WAL cleanup
Automatic cleanup of replicated WAL data in object storage.
QuestDB's replication feature streams write-ahead log (WAL) data from a primary node to object storage, where replica nodes consume it. Without cleanup, this replicated WAL data accumulates indefinitely. The WAL cleaner runs on the primary node and automatically deletes data that is no longer needed, based on your backup and checkpoint history, keeping storage usage under control.
The WAL cleaner is enabled by default and keeps as much replication data as your latest N backups or checkpoints:
# server.conf (the are defaults — no action needed)
replication.primary.cleaner.enabled=true
replication.primary.cleaner.backup.window.count=5
Each WAL cleaner cycle runs every 10 minutes by default
(replication.primary.cleaner.interval).
The cleaner requires at least one cleanup trigger source before it will delete anything. The two supported sources are:
- Enterprise backups — the cleaner reads backup manifests to determine what can be safely deleted
- Checkpoint history — the cleaner reads
CHECKPOINT RELEASErecords synced to the replication object store
Both sources are enabled by default when replication is active. If you only use one backup method, the cleaner simply ignores the source that has no history.
The core principle is simple: the cleaner retains enough WAL data to support your most recent N backups or checkpoints, and deletes everything older.

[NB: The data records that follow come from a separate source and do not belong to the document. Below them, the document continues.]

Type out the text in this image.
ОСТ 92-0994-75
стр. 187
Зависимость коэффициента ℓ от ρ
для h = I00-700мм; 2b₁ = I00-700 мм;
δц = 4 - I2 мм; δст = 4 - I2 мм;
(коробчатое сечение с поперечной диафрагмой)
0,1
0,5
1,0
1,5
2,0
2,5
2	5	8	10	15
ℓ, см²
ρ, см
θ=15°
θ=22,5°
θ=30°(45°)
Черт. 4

Integrating with Enterprise backups
The cleaner automatically reads your backup manifests to determine what can be safely deleted. The backup feature must be enabled and configured on the primary, even if you only run backups from a replica.
# server.conf (primary)
replication.role=primary
replication.object.store=...
backup.enabled=true
backup.object.store=s3::bucket=my-backup-bucket;... # same on all cluster nodes
The cleaner waits until at least N complete backups exist before it starts
deleting anything. N defaults to your
backup.cleanup.keep.latest.n
setting (itself default 5) and can be overridden with
replication.primary.cleaner.backup.window.count. For example, with the default
of 5 the cleaner deletes data older than the 5th-newest complete backup.
All nodes in a replication cluster should use the same backup.object.store
connection string. The cleaner on the primary reads backup manifests from every
node to compute the cleanup boundary. If nodes back up to different object
stores, the cleaner cannot see all manifests and will not trigger correctly.
Integrating with the SQL CHECKPOINT commands
If you take filesystem snapshots, AWS EBS volume snapshots, or use custom backup
scripts that issue CHECKPOINT / CHECKPOINT RELEASE, checkpoint history
tracking is all you need.
Both checkpoint.history.enabled and
replication.primary.cleaner.checkpoint.source default to true when
replication is enabled, so no extra configuration is required:
# server.conf — checkpoint history works out of the box
replication.role=primary # or replica
replication.object.store=...
Checkpoint history does not need to be configured on the primary. It only needs to be enabled on the node(s) where you actually run checkpoints. For example, you might run a primary and two replicas, and back up both replicas but not the primary. As long as each node that issues checkpoints is part of the same replication cluster and has checkpoint history enabled, the cleaner on the primary will see their checkpoint records.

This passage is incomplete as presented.